I nodded. The cold metal tip pressed against the thin skin inside my elbow. I held my breath. He slid the needle under the skin and my breath caught. My eyes closed. The light was dim, but he found a vein immediately. And then a painful pressure filled my arm as he injected the liquid. I’d done it every day. The routine was familiar. But this was not—this feeling of slow, throbbing pain mixed with the thrilling pleasure of his proximity.

 

My lips parted. The new compound shot through me, making me light-headed. I gripped the edge of the table so hard the surgical instruments rattled. My eyes settled on a strand of hair falling over his jawline.

 

“Do you feel unusual at all?”

 

My throat tightened.
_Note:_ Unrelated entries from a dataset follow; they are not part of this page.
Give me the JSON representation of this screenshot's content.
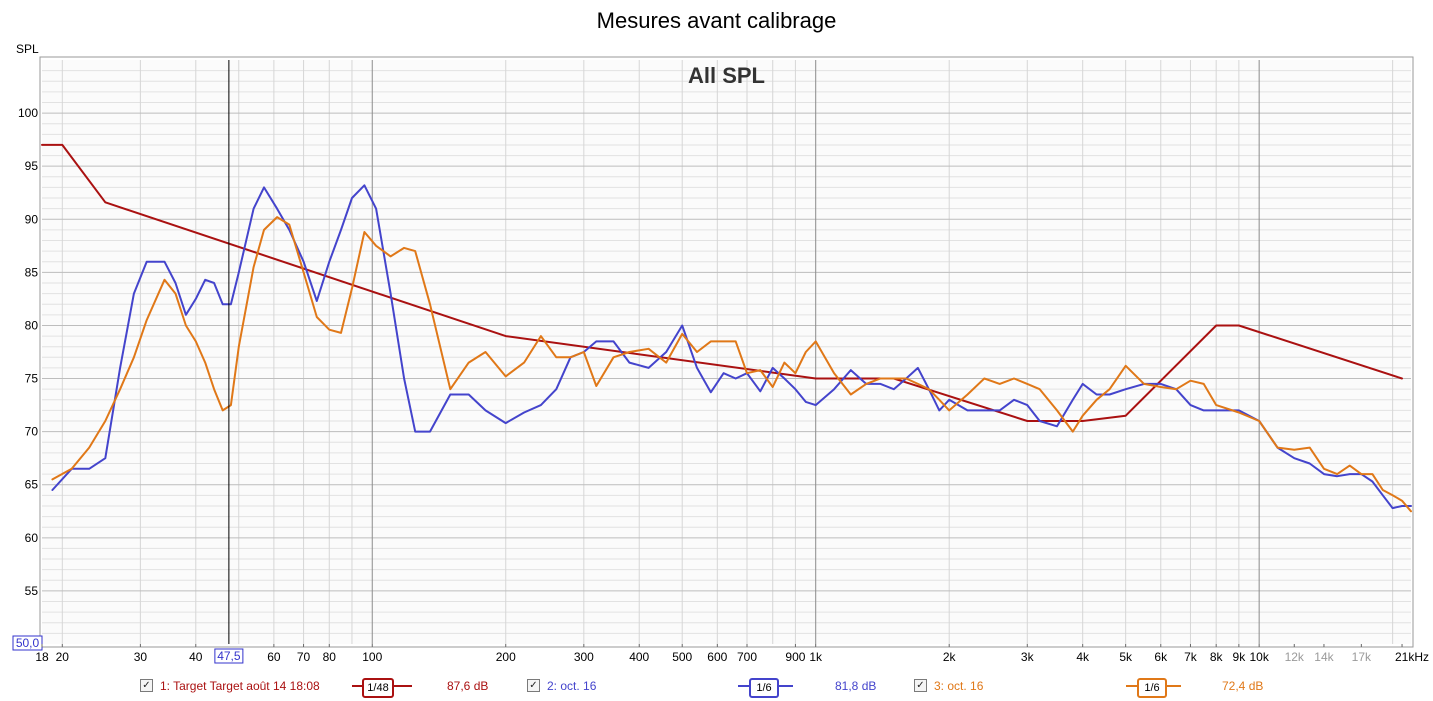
{
  "title": "Mesures avant calibrage",
  "chart_data": {
    "type": "line",
    "title": "Mesures avant calibrage",
    "subtitle": "All SPL",
    "ylabel": "SPL",
    "xlabel": "",
    "x_scale": "log",
    "xlim": [
      18,
      22000
    ],
    "ylim": [
      50,
      105
    ],
    "y_ticks": [
      55,
      60,
      65,
      70,
      75,
      80,
      85,
      90,
      95,
      100
    ],
    "y_tick_labels": [
      "55",
      "60",
      "65",
      "70",
      "75",
      "80",
      "85",
      "90",
      "95",
      "100"
    ],
    "x_ticks": [
      18,
      20,
      30,
      40,
      60,
      70,
      80,
      100,
      200,
      300,
      400,
      500,
      600,
      700,
      900,
      1000,
      2000,
      3000,
      4000,
      5000,
      6000,
      7000,
      8000,
      9000,
      10000,
      12000,
      14000,
      17000,
      21000
    ],
    "x_tick_labels": [
      "18",
      "20",
      "30",
      "40",
      "60",
      "70",
      "80",
      "100",
      "200",
      "300",
      "400",
      "500",
      "600",
      "700",
      "900",
      "1k",
      "2k",
      "3k",
      "4k",
      "5k",
      "6k",
      "7k",
      "8k",
      "9k",
      "10k",
      "12k",
      "14k",
      "17k",
      "21kHz"
    ],
    "x_tick_grey": [
      false,
      false,
      false,
      false,
      false,
      false,
      false,
      false,
      false,
      false,
      false,
      false,
      false,
      false,
      false,
      false,
      false,
      false,
      false,
      false,
      false,
      false,
      false,
      false,
      false,
      true,
      true,
      true,
      false
    ],
    "cursor": {
      "x_label": "47,5",
      "y_label": "50,0",
      "x_value": 47.5
    },
    "grid": true,
    "series": [
      {
        "name": "1: Target Target août 14 18:08",
        "color": "#aa1111",
        "smoothing": "1/48",
        "level": "87,6 dB",
        "x": [
          18,
          20,
          25,
          200,
          1000,
          1500,
          3000,
          4000,
          5000,
          8000,
          9000,
          21000
        ],
        "y": [
          97,
          97,
          91.6,
          79,
          75,
          75,
          71,
          71,
          71.5,
          80,
          80,
          75
        ]
      },
      {
        "name": "2: oct. 16",
        "color": "#4444cc",
        "smoothing": "1/6",
        "level": "81,8 dB",
        "x": [
          19,
          21,
          23,
          25,
          27,
          29,
          31,
          34,
          36,
          38,
          40,
          42,
          44,
          46,
          48,
          50,
          54,
          57,
          61,
          65,
          70,
          75,
          80,
          85,
          90,
          96,
          102,
          110,
          118,
          125,
          135,
          150,
          165,
          180,
          200,
          220,
          240,
          260,
          280,
          300,
          320,
          350,
          380,
          420,
          460,
          500,
          540,
          580,
          620,
          660,
          700,
          750,
          800,
          850,
          900,
          950,
          1000,
          1100,
          1200,
          1300,
          1400,
          1500,
          1600,
          1700,
          1800,
          1900,
          2000,
          2200,
          2400,
          2600,
          2800,
          3000,
          3200,
          3500,
          3800,
          4000,
          4300,
          4600,
          5000,
          5500,
          6000,
          6500,
          7000,
          7500,
          8000,
          9000,
          10000,
          11000,
          12000,
          13000,
          14000,
          15000,
          16000,
          17000,
          18000,
          19000,
          20000,
          21000,
          22000
        ],
        "y": [
          64.5,
          66.5,
          66.5,
          67.5,
          76,
          83,
          86,
          86,
          84,
          81,
          82.5,
          84.3,
          84,
          82,
          82,
          85,
          91,
          93,
          91,
          89,
          86,
          82.3,
          86,
          89,
          92,
          93.2,
          91,
          83,
          75,
          70,
          70,
          73.5,
          73.5,
          72,
          70.8,
          71.8,
          72.5,
          74,
          77,
          77.5,
          78.5,
          78.5,
          76.5,
          76,
          77.5,
          80,
          76,
          73.7,
          75.5,
          75,
          75.5,
          73.8,
          76,
          75,
          74,
          72.8,
          72.5,
          74,
          75.8,
          74.5,
          74.5,
          74,
          75,
          76,
          74,
          72,
          73,
          72,
          72,
          72,
          73,
          72.5,
          71,
          70.5,
          73,
          74.5,
          73.5,
          73.5,
          74,
          74.5,
          74.5,
          74,
          72.5,
          72,
          72,
          72,
          71,
          68.5,
          67.5,
          67,
          66,
          65.8,
          66,
          66,
          65.3,
          64,
          62.8,
          63,
          63
        ]
      },
      {
        "name": "3: oct. 16",
        "color": "#e07818",
        "smoothing": "1/6",
        "level": "72,4 dB",
        "x": [
          19,
          21,
          23,
          25,
          27,
          29,
          31,
          34,
          36,
          38,
          40,
          42,
          44,
          46,
          48,
          50,
          54,
          57,
          61,
          65,
          70,
          75,
          80,
          85,
          90,
          96,
          102,
          110,
          118,
          125,
          135,
          150,
          165,
          180,
          200,
          220,
          240,
          260,
          280,
          300,
          320,
          350,
          380,
          420,
          460,
          500,
          540,
          580,
          620,
          660,
          700,
          750,
          800,
          850,
          900,
          950,
          1000,
          1100,
          1200,
          1300,
          1400,
          1500,
          1600,
          1700,
          1800,
          1900,
          2000,
          2200,
          2400,
          2600,
          2800,
          3000,
          3200,
          3500,
          3800,
          4000,
          4300,
          4600,
          5000,
          5500,
          6000,
          6500,
          7000,
          7500,
          8000,
          9000,
          10000,
          11000,
          12000,
          13000,
          14000,
          15000,
          16000,
          17000,
          18000,
          19000,
          20000,
          21000,
          22000
        ],
        "y": [
          65.5,
          66.5,
          68.5,
          71,
          74,
          77,
          80.5,
          84.3,
          83,
          80,
          78.5,
          76.5,
          74,
          72,
          72.5,
          78,
          85.5,
          89,
          90.2,
          89.5,
          85,
          80.8,
          79.6,
          79.3,
          83.5,
          88.8,
          87.5,
          86.5,
          87.3,
          87,
          82,
          74,
          76.5,
          77.5,
          75.2,
          76.5,
          79,
          77,
          77,
          77.5,
          74.3,
          77,
          77.5,
          77.8,
          76.5,
          79.2,
          77.5,
          78.5,
          78.5,
          78.5,
          75.5,
          75.8,
          74.2,
          76.5,
          75.5,
          77.5,
          78.5,
          75.5,
          73.5,
          74.5,
          75,
          75,
          75,
          74.5,
          74,
          73,
          72,
          73.5,
          75,
          74.5,
          75,
          74.5,
          74,
          72,
          70,
          71.5,
          73,
          74,
          76.2,
          74.5,
          74.2,
          74,
          74.8,
          74.5,
          72.5,
          71.8,
          71,
          68.5,
          68.3,
          68.5,
          66.5,
          66,
          66.8,
          66,
          66,
          64.5,
          64,
          63.5,
          62.5
        ]
      }
    ]
  },
  "legend": [
    {
      "label": "1: Target Target août 14 18:08",
      "smoothing": "1/48",
      "level": "87,6 dB",
      "color": "#aa1111"
    },
    {
      "label": "2: oct. 16",
      "smoothing": "1/6",
      "level": "81,8 dB",
      "color": "#4444cc"
    },
    {
      "label": "3: oct. 16",
      "smoothing": "1/6",
      "level": "72,4 dB",
      "color": "#e07818"
    }
  ]
}
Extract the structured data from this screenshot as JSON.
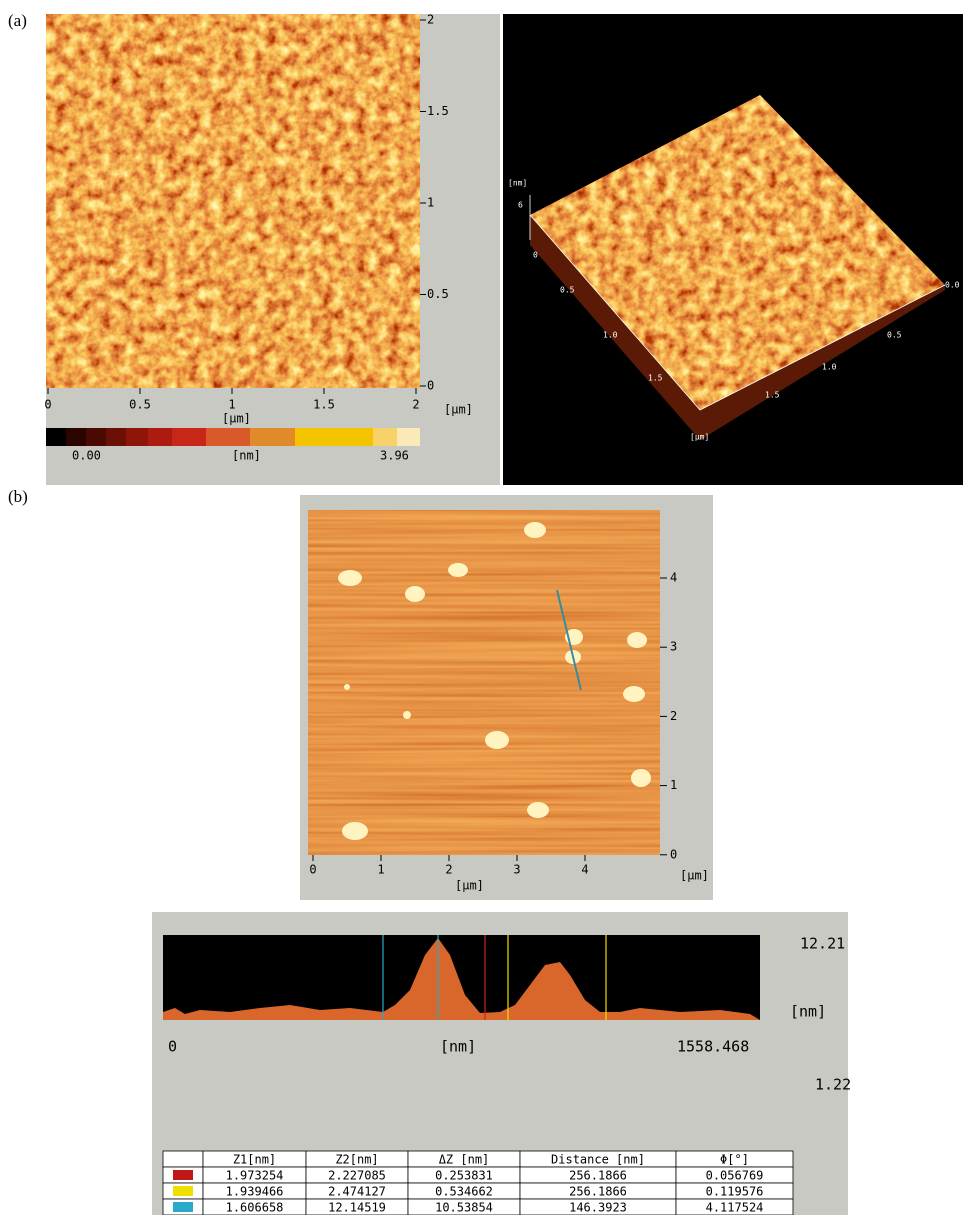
{
  "panel_a": {
    "label": "(a)",
    "image_2d": {
      "y_ticks": [
        "2",
        "1.5",
        "1",
        "0.5",
        "0"
      ],
      "x_ticks": [
        "0",
        "0.5",
        "1",
        "1.5",
        "2"
      ],
      "x_unit": "[μm]",
      "y_unit": "[μm]",
      "colorbar": {
        "min": "0.00",
        "unit": "[nm]",
        "max": "3.96"
      }
    },
    "image_3d": {
      "z_unit": "[nm]",
      "z_tick": "6",
      "left_ticks": [
        "0",
        "0.5",
        "1.0",
        "1.5"
      ],
      "left_unit": "[μm]",
      "right_ticks": [
        "0.0",
        "0.5",
        "1.0",
        "1.5"
      ]
    }
  },
  "panel_b": {
    "label": "(b)",
    "image": {
      "y_ticks": [
        "4",
        "3",
        "2",
        "1",
        "0"
      ],
      "x_ticks": [
        "0",
        "1",
        "2",
        "3",
        "4"
      ],
      "x_unit": "[μm]",
      "y_unit": "[μm]"
    },
    "profile": {
      "z_max": "12.21",
      "z_unit": "[nm]",
      "z_min": "1.22",
      "x_min": "0",
      "x_unit": "[nm]",
      "x_max": "1558.468"
    },
    "table": {
      "headers": [
        "Z1[nm]",
        "Z2[nm]",
        "ΔZ [nm]",
        "Distance [nm]",
        "Φ[°]"
      ],
      "rows": [
        [
          "1.973254",
          "2.227085",
          "0.253831",
          "256.1866",
          "0.056769"
        ],
        [
          "1.939466",
          "2.474127",
          "0.534662",
          "256.1866",
          "0.119576"
        ],
        [
          "1.606658",
          "12.14519",
          "10.53854",
          "146.3923",
          "4.117524"
        ]
      ]
    }
  }
}
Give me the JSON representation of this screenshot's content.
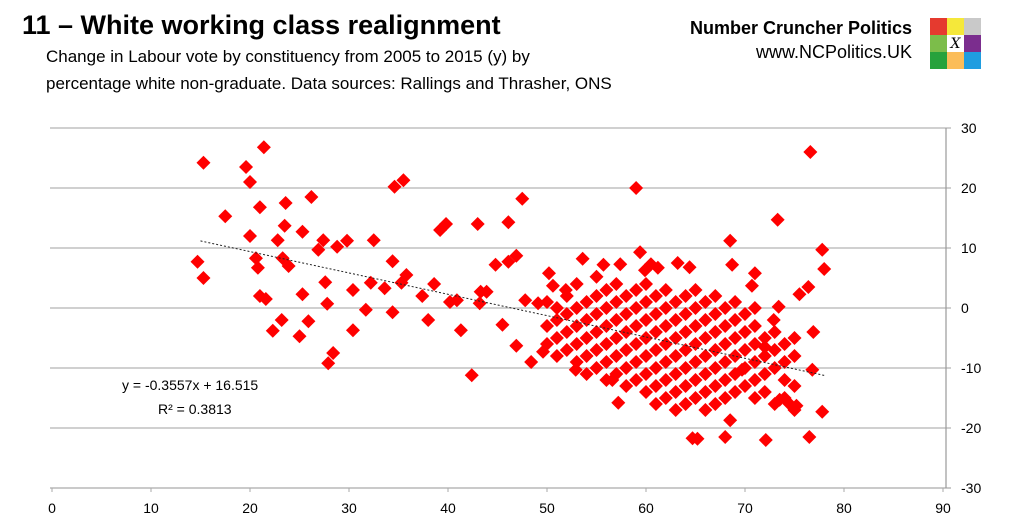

I felt something, but it didn’t have to do with the new compound. It had to do with the light reflecting off his face. With his hand that held my wrist, checking my pulse.

 

“You have dirt on your collar,” I said. My voice was hoarse.

 

One side of his mouth tugged back in a handsome grin. “That’s normal.”

 

I brushed the dirt off with my thumb and forefinger. His head turned to my hand, instinctively, his lips grazing the inside of my wrist. I gasped with the sensation. How could such a simple touch electrify every inch of my body?